Giunge nelle nostre sale, dopo aver incassato oltre undici milioni di euro in patria e, prima ancora, dopo aver ricevuto gli applausi dell’ultimo Festival di Berlino, Almanya – La mia famiglia va in Germania, esordio delle sorelle Yasemin e Nerin Samdereli, rispettivamente regista e cosceneggiatrice della pellicola. Nate a Dortmund negli anni Settanta, di origine e cultura turca, hanno alle spalle una lunga gavetta nel mondo del cinema e della televisione: l’una come free lance alla Bavaria Film e come  regista di varie serie tv; l’altra come aiuto e soggettista dei primi cortometraggi della sorella – Kismet (2001) e Sextasy (2004).

Questa loro opera prima poggia sulle basi solide dell’autobiografia per raccontare nei modi e nelle forme della commedia dagli accenti surreali la storia di una famiglia turca che vive in Germania da tre generazioni, da quando cioè, nonno Hüseyn, sul finire degli anni Cinquanta, arrivò con il treno della speranza alla stazione di Amburgo figurando come il milionesimo (e uno) lavoratore straniero emigrato nella Germania del boom economico per mantenere la famiglia e migliorare il proprio status. La vicenda prende avvio nell’oggi con le parole della giovane nipote del patriarca musulmano, la cui voce off commenta alcune fotografie di famiglia, e in particolare quella che immortala l’ultimo pranzo consumato assieme. Il capofamiglia, dopo una vita di rinunce e sacrifici, ha finalmente potuto realizzare il sogno di sempre: comprare una casa in Turchia per trascorrere lì le vacanze estive e far conoscere ai nuovi arrivati l’umile terra d’origine, testimone dell’amore, pudico e romantico, tra Fatma e Huseyn, i loro nonni, le loro radici. Il lungo viaggio, tuttavia, diverrà un banco di prova per sondare la forza e la lealtà dei legami familiari: sarà l’occasione più opportuna per toccare con mano la (r)esistenza di quei valori che hanno tenuto il passo della modernità.

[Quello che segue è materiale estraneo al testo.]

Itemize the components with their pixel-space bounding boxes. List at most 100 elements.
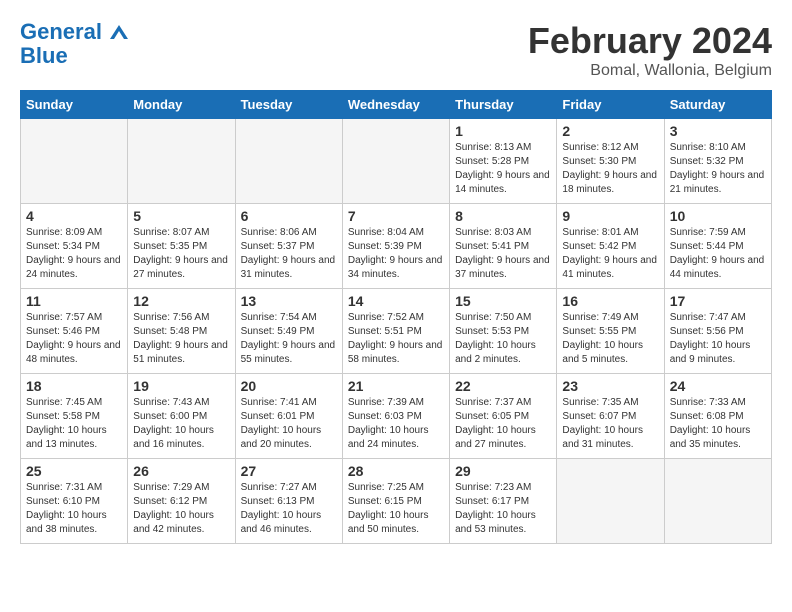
calendar-row: 25Sunrise: 7:31 AM Sunset: 6:10 PM Dayli… — [21, 459, 772, 544]
calendar-row: 4 Sunrise: 8:09 AM Sunset: 5:34 PM Daylig… — [21, 204, 772, 289]
day-info: Sunrise: 7:23 AM Sunset: 6:17 PM Dayligh… — [455, 481, 551, 537]
day-info: Sunrise: 7:43 AM Sunset: 6:00 PM Dayligh… — [133, 396, 229, 452]
table-row: 15 Sunrise: 7:50 AM Sunset: 5:53 PM Dayli… — [450, 289, 557, 374]
table-row: 25Sunrise: 7:31 AM Sunset: 6:10 PM Dayli… — [21, 459, 128, 544]
table-row — [557, 459, 664, 544]
day-info: Sunrise: 8:12 AM Sunset: 5:30 PM Dayligh… — [562, 141, 658, 197]
table-row: 9 Sunrise: 8:01 AM Sunset: 5:42 PM Daylig… — [557, 204, 664, 289]
day-info: Sunrise: 7:52 AM Sunset: 5:51 PM Dayligh… — [348, 311, 444, 367]
col-tuesday: Tuesday — [235, 91, 342, 119]
col-friday: Friday — [557, 91, 664, 119]
day-number: 17 — [670, 293, 766, 309]
calendar-title: February 2024 — [528, 20, 772, 62]
table-row: 10Sunrise: 7:59 AM Sunset: 5:44 PM Dayli… — [664, 204, 771, 289]
table-row — [664, 459, 771, 544]
table-row: 5 Sunrise: 8:07 AM Sunset: 5:35 PM Daylig… — [128, 204, 235, 289]
day-number: 11 — [26, 293, 122, 309]
day-info: Sunrise: 8:10 AM Sunset: 5:32 PM Dayligh… — [670, 141, 766, 197]
table-row: 6 Sunrise: 8:06 AM Sunset: 5:37 PM Daylig… — [235, 204, 342, 289]
day-number: 13 — [241, 293, 337, 309]
table-row: 28 Sunrise: 7:25 AM Sunset: 6:15 PM Dayli… — [342, 459, 449, 544]
day-number: 19 — [133, 378, 229, 394]
day-info: Sunrise: 7:45 AM Sunset: 5:58 PM Dayligh… — [26, 396, 122, 452]
header: General Blue February 2024 Bomal, Wallon… — [20, 20, 772, 80]
day-number: 4 — [26, 208, 122, 224]
day-number: 8 — [455, 208, 551, 224]
table-row: 11 Sunrise: 7:57 AM Sunset: 5:46 PM Dayli… — [21, 289, 128, 374]
day-info: Sunrise: 8:09 AM Sunset: 5:34 PM Dayligh… — [26, 226, 122, 282]
day-number: 15 — [455, 293, 551, 309]
day-number: 9 — [562, 208, 658, 224]
day-number: 27 — [241, 463, 337, 479]
day-info: Sunrise: 7:57 AM Sunset: 5:46 PM Dayligh… — [26, 311, 122, 367]
col-thursday: Thursday — [450, 91, 557, 119]
day-number: 26 — [133, 463, 229, 479]
day-number: 16 — [562, 293, 658, 309]
table-row — [21, 119, 128, 204]
logo-text: General — [20, 20, 128, 44]
table-row: 21 Sunrise: 7:39 AM Sunset: 6:03 PM Dayli… — [342, 374, 449, 459]
day-info: Sunrise: 7:56 AM Sunset: 5:48 PM Dayligh… — [133, 311, 229, 367]
logo: General Blue — [20, 20, 128, 68]
day-info: Sunrise: 8:01 AM Sunset: 5:42 PM Dayligh… — [562, 226, 658, 282]
day-info: Sunrise: 7:27 AM Sunset: 6:13 PM Dayligh… — [241, 481, 337, 537]
table-row — [235, 119, 342, 204]
table-row: 20Sunrise: 7:41 AM Sunset: 6:01 PM Dayli… — [235, 374, 342, 459]
table-row: 12 Sunrise: 7:56 AM Sunset: 5:48 PM Dayli… — [128, 289, 235, 374]
day-info: Sunrise: 7:33 AM Sunset: 6:08 PM Dayligh… — [670, 396, 766, 452]
table-row: 2 Sunrise: 8:12 AM Sunset: 5:30 PM Daylig… — [557, 119, 664, 204]
col-saturday: Saturday — [664, 91, 771, 119]
calendar-row: 11 Sunrise: 7:57 AM Sunset: 5:46 PM Dayli… — [21, 289, 772, 374]
table-row: 14 Sunrise: 7:52 AM Sunset: 5:51 PM Dayli… — [342, 289, 449, 374]
table-row: 23 Sunrise: 7:35 AM Sunset: 6:07 PM Dayli… — [557, 374, 664, 459]
day-info: Sunrise: 8:13 AM Sunset: 5:28 PM Dayligh… — [455, 141, 551, 197]
logo-blue-text: Blue — [20, 44, 128, 68]
day-info: Sunrise: 7:29 AM Sunset: 6:12 PM Dayligh… — [133, 481, 229, 537]
day-info: Sunrise: 8:03 AM Sunset: 5:41 PM Dayligh… — [455, 226, 551, 282]
day-info: Sunrise: 7:50 AM Sunset: 5:53 PM Dayligh… — [455, 311, 551, 367]
col-sunday: Sunday — [21, 91, 128, 119]
table-row: 22Sunrise: 7:37 AM Sunset: 6:05 PM Dayli… — [450, 374, 557, 459]
table-row — [342, 119, 449, 204]
day-info: Sunrise: 8:07 AM Sunset: 5:35 PM Dayligh… — [133, 226, 229, 282]
table-row: 1 Sunrise: 8:13 AM Sunset: 5:28 PM Daylig… — [450, 119, 557, 204]
table-row: 18 Sunrise: 7:45 AM Sunset: 5:58 PM Dayli… — [21, 374, 128, 459]
table-row: 27 Sunrise: 7:27 AM Sunset: 6:13 PM Dayli… — [235, 459, 342, 544]
day-info: Sunrise: 7:59 AM Sunset: 5:44 PM Dayligh… — [670, 226, 766, 282]
day-number: 23 — [562, 378, 658, 394]
title-area: February 2024 Bomal, Wallonia, Belgium — [528, 20, 772, 80]
day-info: Sunrise: 7:41 AM Sunset: 6:01 PM Dayligh… — [241, 396, 337, 452]
day-number: 28 — [348, 463, 444, 479]
day-number: 14 — [348, 293, 444, 309]
day-info: Sunrise: 7:49 AM Sunset: 5:55 PM Dayligh… — [562, 311, 658, 367]
table-row: 3 Sunrise: 8:10 AM Sunset: 5:32 PM Daylig… — [664, 119, 771, 204]
calendar-row: 1 Sunrise: 8:13 AM Sunset: 5:28 PM Daylig… — [21, 119, 772, 204]
day-info: Sunrise: 7:25 AM Sunset: 6:15 PM Dayligh… — [348, 481, 444, 537]
day-number: 6 — [241, 208, 337, 224]
day-number: 1 — [455, 123, 551, 139]
day-info: Sunrise: 7:39 AM Sunset: 6:03 PM Dayligh… — [348, 396, 444, 452]
day-number: 2 — [562, 123, 658, 139]
calendar-subtitle: Bomal, Wallonia, Belgium — [528, 62, 772, 80]
day-number: 18 — [26, 378, 122, 394]
table-row: 16 Sunrise: 7:49 AM Sunset: 5:55 PM Dayli… — [557, 289, 664, 374]
day-number: 21 — [348, 378, 444, 394]
table-row: 17Sunrise: 7:47 AM Sunset: 5:56 PM Dayli… — [664, 289, 771, 374]
table-row: 8 Sunrise: 8:03 AM Sunset: 5:41 PM Daylig… — [450, 204, 557, 289]
table-row: 29Sunrise: 7:23 AM Sunset: 6:17 PM Dayli… — [450, 459, 557, 544]
logo-icon — [110, 25, 128, 39]
table-row: 24Sunrise: 7:33 AM Sunset: 6:08 PM Dayli… — [664, 374, 771, 459]
day-number: 12 — [133, 293, 229, 309]
day-number: 5 — [133, 208, 229, 224]
day-info: Sunrise: 8:04 AM Sunset: 5:39 PM Dayligh… — [348, 226, 444, 282]
calendar-header-row: Sunday Monday Tuesday Wednesday Thursday… — [21, 91, 772, 119]
col-monday: Monday — [128, 91, 235, 119]
day-number: 3 — [670, 123, 766, 139]
day-info: Sunrise: 8:06 AM Sunset: 5:37 PM Dayligh… — [241, 226, 337, 282]
table-row: 7Sunrise: 8:04 AM Sunset: 5:39 PM Daylig… — [342, 204, 449, 289]
table-row: 4 Sunrise: 8:09 AM Sunset: 5:34 PM Daylig… — [21, 204, 128, 289]
day-info: Sunrise: 7:35 AM Sunset: 6:07 PM Dayligh… — [562, 396, 658, 452]
day-number: 25 — [26, 463, 122, 479]
calendar-row: 18 Sunrise: 7:45 AM Sunset: 5:58 PM Dayli… — [21, 374, 772, 459]
col-wednesday: Wednesday — [342, 91, 449, 119]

L’immaginario filmico contemporaneo ci ha abituato a osservare il fenomeno dell’immigrazione turca nel paese che attualmente tiene le redini del potere economico europeo dal punto di vista dello straniero che non riesce a integrarsi nella realtà politica sociale e culturale che lo ospita. Facciamo riferimento, in particolare, all’opera di Fatih Akin che ha raccontato il disagio e l’isolamento di personaggi prigionieri di identità forti, poco inclini alla condivisione di obbiettivi e scelte comuni, arroccati dietro la convinzione dei pregiudizi e dell’inefficacia del dialogo interculturale. Il protagonista de La sposa turca (2004), infatti, vive la propria condizione di outsider nel segno dell’ineluttabilità e persino dell’autodistruzione. Le sorelle Samdereli seguono invece un’ottica diametralmente opposta: lo sguardo si sposta sull’individuo, o meglio su una piccola comunità, capace di integrarsi senza dimenticare il principio dell’appartenenza; senza abbandonare la tradizione. Della drammaticità e dello humor spesso cinico di Akin, come delle sue derive più grottesche (Soul Kitchen, 2009) rimane ben poco in Almanya: l’ironia assume tonalità giocose e concilianti, l’atmosfera del racconto si tinge dei colori della fiaba, accesi e ottimisti; lo stile surreale di alcune parentesi drammaturgiche, come l’incubo del crocefisso, o il sogno della sbronza di coca cola trangugiata a go-go da una cannuccia chilometrica, restituisce tutta insieme la leggerezza di fondo, la vitalità del tocco autoriale.

Nel cinema delle sorelle Samdereli i grandi temi dell’identità, dell’integrazione e del multiculturalismo passano attraverso un racconto fluido e immaginifico che si nutre dell’autenticità della memoria e della passione più genuina per la settima arte. Un film divertente e tenero, che scrive, nel suo piccolo, una pagina di cinema non banale.